Bottom line, we all know the better this defense plays, the better chance this team plays deep into January, or dare we dream, February. This performance by Dom Capers’ unit should give us plenty of hope. Led by Mike Daniels, the Pack controlled things from the start, allowing just 225 yards and 12 first downs–and most importantly, they kept the Seahawks out of the end zone.
It’s always dangerous to read too much into season openers. Most teams’ starters haven’t played a snap in two weeks, they haven’t done a lot of live tackling in training camp and preseason games, so a team’s Week 1 performance should always be taken with a grain of salt: it’s not always a harbinger of how the season will unfold. Defense tends to be ahead of offense to start the season, and that was certainly the case in this one.
That said, the Pack’s defense showed more team speed than we’ve seen in the past and did a great job tackling–two things we didn’t see much of last year. The Seahawks’ offensive line continues to be its Achilles heel and the absence of running back Thomas Rawls hurt that unit’s cause, but take nothing away from the Pack’s defense. Daniels was a beast from the opening staff and filled the stat sheet all afternoon: seven tackles, 1.5 sacks, 4 QB hits, and the biggest play of the game, the forced fumble that led to the Pack’s first points of the season. Nick Perry was also explosive and kept Russell Wilson on the run and uncomfortable all afternoon.
The offense got off to a decent start, as Mike McCarthy called seven pass plays to open the game. The Seahawks’ defense is the best the Pack will face all season and they were up to the challenge, making big plays to snuff out drives. Bryan Bulaga’s absence didn’t seem to affect McCarthy’s gameplan in the first half, as he seemed to leave replacement Kyle Murphy alone to fend for himself. The result was a couple of first half sacks.
In the second half, Murphy got a little help, and seemed more comfortable and overall, held his own against what has to be the most intimidating defense a player could face in his first career start.
Now, let’s take a moment to discuss what happened at the end of the first half. I know I wasn’t the only one who pulled my few remaining hairs out when McCarthy used his second timeout in the final minute, with the thought that stops on second and third down could give the offense one last chance to put some points on the board. The problem was, he had already wasted his first time out after Seattle’s first play from scrimmage, screaming that Wilson should have been called for intentional grounding. With just two left, there was no mathematical chance for the Packers’ offense to get the ball back. We all know what happened next.
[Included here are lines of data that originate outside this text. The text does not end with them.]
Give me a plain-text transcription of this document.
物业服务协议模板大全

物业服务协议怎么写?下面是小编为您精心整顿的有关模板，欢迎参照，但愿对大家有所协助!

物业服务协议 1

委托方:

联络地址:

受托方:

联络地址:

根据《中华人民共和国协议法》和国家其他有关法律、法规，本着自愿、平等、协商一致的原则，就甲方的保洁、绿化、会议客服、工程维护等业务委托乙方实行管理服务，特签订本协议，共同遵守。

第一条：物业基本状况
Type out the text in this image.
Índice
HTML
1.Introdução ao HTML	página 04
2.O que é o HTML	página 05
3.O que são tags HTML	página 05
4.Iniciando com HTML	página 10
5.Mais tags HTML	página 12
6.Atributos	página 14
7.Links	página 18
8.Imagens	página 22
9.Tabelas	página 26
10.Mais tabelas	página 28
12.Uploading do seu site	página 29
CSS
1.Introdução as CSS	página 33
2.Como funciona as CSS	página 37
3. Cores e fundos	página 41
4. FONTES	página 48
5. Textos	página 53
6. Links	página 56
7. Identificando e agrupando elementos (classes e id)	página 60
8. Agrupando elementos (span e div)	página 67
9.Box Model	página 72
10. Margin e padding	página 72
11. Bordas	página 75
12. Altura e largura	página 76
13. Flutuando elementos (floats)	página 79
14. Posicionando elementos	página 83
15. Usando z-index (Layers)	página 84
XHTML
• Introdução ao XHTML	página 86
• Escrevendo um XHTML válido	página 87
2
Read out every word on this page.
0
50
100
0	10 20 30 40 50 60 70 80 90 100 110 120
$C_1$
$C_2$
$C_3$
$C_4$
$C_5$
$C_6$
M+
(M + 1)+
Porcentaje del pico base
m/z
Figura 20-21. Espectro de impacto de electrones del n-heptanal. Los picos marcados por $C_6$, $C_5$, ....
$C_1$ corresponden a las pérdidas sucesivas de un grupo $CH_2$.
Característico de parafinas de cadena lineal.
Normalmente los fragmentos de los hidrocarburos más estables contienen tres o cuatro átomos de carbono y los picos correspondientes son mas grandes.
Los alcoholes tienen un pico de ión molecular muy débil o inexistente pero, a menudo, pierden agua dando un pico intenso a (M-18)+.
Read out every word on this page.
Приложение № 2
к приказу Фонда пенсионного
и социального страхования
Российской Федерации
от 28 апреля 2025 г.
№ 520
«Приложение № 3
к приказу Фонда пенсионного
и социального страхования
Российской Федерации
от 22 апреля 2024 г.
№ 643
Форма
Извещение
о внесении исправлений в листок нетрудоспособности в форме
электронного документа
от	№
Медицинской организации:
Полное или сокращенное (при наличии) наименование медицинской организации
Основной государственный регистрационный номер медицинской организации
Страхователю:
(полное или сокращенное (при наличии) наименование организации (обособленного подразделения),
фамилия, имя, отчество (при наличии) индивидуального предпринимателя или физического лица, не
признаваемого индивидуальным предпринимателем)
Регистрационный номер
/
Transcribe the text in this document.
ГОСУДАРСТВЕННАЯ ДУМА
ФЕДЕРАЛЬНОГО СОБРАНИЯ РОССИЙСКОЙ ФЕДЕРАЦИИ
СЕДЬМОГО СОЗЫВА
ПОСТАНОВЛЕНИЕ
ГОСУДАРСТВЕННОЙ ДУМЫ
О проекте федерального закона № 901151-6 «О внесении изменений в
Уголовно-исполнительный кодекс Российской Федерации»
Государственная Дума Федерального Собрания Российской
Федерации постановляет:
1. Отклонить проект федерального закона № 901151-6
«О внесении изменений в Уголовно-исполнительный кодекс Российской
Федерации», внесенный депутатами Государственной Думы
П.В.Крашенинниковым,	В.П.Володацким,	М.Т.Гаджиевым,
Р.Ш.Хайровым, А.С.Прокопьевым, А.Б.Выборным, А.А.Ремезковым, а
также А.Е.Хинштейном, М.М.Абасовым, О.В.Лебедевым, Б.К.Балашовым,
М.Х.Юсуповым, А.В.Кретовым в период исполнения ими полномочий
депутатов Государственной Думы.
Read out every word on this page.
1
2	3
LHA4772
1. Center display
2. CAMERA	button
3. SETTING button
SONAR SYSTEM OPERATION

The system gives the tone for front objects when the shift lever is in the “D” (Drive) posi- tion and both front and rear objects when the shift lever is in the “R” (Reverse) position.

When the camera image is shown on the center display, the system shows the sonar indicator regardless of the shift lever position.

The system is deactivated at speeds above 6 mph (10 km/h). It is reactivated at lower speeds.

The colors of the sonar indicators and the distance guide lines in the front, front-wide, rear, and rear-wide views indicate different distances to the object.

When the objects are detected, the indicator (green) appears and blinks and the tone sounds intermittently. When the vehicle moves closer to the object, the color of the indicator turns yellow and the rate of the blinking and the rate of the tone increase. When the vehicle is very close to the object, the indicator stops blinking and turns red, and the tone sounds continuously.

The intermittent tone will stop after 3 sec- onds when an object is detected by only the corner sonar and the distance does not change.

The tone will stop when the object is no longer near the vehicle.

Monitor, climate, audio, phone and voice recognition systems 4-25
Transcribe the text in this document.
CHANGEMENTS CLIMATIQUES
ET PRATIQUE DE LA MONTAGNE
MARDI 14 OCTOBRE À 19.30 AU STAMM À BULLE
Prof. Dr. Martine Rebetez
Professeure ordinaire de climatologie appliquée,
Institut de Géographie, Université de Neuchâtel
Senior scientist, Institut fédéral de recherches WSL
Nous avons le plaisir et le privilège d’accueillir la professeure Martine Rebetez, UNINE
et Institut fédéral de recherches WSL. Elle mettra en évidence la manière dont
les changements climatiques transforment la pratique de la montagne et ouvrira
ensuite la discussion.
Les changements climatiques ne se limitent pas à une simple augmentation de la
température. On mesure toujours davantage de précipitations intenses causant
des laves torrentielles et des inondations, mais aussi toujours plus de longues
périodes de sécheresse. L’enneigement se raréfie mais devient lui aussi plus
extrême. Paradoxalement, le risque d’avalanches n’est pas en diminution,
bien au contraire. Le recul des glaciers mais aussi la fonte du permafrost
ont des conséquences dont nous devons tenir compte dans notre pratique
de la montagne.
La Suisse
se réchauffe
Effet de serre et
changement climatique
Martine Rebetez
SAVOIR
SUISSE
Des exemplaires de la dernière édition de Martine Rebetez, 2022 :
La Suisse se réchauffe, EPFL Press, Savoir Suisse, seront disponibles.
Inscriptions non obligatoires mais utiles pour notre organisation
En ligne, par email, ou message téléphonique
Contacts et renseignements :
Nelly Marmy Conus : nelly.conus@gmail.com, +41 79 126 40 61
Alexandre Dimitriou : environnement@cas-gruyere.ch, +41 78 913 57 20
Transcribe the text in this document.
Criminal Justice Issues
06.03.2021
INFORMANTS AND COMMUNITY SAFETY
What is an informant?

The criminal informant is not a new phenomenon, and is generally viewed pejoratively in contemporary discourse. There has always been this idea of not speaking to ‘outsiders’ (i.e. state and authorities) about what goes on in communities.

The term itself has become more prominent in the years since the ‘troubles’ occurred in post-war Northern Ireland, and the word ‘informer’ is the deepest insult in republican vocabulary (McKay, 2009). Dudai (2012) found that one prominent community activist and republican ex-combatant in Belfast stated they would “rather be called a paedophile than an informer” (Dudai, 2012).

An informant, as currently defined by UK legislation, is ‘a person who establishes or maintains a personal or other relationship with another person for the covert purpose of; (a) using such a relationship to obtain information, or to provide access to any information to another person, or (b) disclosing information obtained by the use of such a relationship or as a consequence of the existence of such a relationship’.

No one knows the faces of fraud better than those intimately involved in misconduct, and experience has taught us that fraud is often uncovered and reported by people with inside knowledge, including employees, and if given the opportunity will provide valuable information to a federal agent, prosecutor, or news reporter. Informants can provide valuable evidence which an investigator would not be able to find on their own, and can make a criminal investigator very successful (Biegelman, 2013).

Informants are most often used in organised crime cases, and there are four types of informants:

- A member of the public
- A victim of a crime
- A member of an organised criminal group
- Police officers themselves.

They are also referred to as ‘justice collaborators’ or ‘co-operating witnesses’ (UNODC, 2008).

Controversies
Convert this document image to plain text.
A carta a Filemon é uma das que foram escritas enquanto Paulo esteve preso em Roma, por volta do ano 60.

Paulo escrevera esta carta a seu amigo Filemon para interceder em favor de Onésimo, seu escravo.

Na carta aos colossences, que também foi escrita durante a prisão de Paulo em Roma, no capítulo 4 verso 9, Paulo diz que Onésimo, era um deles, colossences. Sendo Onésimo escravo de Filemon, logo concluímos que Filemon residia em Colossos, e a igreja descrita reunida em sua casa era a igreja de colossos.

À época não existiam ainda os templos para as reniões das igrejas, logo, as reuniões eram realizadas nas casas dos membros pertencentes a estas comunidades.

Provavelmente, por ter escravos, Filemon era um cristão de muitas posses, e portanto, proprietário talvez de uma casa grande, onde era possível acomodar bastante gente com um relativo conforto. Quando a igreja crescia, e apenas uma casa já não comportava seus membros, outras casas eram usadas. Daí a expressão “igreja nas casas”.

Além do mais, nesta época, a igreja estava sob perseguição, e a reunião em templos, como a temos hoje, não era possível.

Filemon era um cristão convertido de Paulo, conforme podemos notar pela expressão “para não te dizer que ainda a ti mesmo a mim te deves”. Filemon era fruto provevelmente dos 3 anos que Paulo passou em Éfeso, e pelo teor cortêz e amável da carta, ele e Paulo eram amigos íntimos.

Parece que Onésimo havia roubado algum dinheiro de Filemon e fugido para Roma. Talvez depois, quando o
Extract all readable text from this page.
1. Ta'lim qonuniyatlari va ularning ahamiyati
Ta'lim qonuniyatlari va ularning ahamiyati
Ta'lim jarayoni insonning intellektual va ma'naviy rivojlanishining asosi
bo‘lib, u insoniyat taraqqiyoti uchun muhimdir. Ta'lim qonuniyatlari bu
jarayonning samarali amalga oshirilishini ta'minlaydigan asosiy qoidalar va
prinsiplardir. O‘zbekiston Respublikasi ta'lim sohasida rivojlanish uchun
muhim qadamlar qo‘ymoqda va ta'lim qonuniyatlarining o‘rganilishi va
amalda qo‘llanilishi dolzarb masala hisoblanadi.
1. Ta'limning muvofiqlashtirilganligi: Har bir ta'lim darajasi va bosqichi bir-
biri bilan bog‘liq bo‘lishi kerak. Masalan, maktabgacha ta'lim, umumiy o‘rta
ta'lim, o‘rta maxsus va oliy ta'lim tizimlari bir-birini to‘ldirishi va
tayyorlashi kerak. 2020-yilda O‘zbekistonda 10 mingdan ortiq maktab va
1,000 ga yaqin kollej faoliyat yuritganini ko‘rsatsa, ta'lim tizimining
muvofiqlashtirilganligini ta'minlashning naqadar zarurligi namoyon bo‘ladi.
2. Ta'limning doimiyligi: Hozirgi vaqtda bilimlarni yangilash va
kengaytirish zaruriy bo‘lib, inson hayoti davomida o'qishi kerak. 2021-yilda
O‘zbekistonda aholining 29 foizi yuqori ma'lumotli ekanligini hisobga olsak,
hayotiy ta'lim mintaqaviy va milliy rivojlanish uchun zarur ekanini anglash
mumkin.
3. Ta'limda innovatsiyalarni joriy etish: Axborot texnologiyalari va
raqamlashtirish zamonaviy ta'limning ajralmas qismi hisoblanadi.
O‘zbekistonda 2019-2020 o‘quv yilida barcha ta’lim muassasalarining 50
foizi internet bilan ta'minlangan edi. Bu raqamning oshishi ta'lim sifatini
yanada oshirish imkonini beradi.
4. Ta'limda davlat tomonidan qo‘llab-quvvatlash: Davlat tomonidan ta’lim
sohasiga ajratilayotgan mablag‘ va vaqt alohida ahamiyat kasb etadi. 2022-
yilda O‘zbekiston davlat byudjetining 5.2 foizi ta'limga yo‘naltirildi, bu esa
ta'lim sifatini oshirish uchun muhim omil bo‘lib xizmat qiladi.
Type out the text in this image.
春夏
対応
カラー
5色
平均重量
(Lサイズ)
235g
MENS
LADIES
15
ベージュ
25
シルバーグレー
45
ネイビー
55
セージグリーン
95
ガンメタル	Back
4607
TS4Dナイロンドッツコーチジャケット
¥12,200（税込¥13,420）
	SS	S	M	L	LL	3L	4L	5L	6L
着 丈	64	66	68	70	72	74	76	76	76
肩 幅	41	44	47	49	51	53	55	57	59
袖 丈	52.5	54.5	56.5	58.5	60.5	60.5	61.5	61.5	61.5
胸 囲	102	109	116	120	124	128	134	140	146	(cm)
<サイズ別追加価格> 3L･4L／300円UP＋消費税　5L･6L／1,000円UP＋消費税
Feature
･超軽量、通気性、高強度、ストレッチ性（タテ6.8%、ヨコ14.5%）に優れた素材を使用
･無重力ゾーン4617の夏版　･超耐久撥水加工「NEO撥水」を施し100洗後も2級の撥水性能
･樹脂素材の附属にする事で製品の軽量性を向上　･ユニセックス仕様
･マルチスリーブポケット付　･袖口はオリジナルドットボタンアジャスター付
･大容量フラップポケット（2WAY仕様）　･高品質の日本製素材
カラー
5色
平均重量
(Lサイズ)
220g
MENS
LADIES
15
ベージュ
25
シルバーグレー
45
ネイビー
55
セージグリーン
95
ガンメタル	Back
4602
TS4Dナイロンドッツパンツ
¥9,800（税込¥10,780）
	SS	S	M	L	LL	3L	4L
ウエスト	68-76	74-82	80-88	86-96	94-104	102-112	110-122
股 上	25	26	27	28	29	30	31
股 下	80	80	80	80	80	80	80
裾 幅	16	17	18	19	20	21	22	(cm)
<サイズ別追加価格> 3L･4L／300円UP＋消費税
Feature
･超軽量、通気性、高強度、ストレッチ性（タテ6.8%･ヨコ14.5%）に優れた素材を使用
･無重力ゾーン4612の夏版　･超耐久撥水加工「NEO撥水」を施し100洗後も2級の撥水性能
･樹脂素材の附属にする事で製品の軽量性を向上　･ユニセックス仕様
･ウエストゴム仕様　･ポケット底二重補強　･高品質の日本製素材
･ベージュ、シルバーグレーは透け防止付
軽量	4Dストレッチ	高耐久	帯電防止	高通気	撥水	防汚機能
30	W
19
The Seahawks convert, grab momentum and wind up putting three points on the board heading into halftime.
Mike, your defense has dominated, Seattle was content to run out the clock, you’re getting the ball to start the second half…r-e-l-a-x. It feels like this strategy backfires nine times out of ten.
Outside of that fiasco, the game went about as perfectly as we could have hoped. Ty Montgomery found a bit of a rhythm and ran hard in the second half. Randall Cobb and Jordy Nelson made big catches all afternoon, and new tight end Martellus Bennett, despite a boneheaded penalty, had a big catch and run on the final series as the Pack ran the clock out to preserve their eight point win.
Just as important, on a day where a number of big offensive weapons were lost for the season, or a big chunk of the season, the Packers didn’t appear to suffer any significant injuries as they prepare for their NFC title game rematch in Atlanta next Sunday night.
That will be the next big test for this defense. On this day, they showed they have taken one small step forward. Next Sunday we’ll know if it’s one giant leap.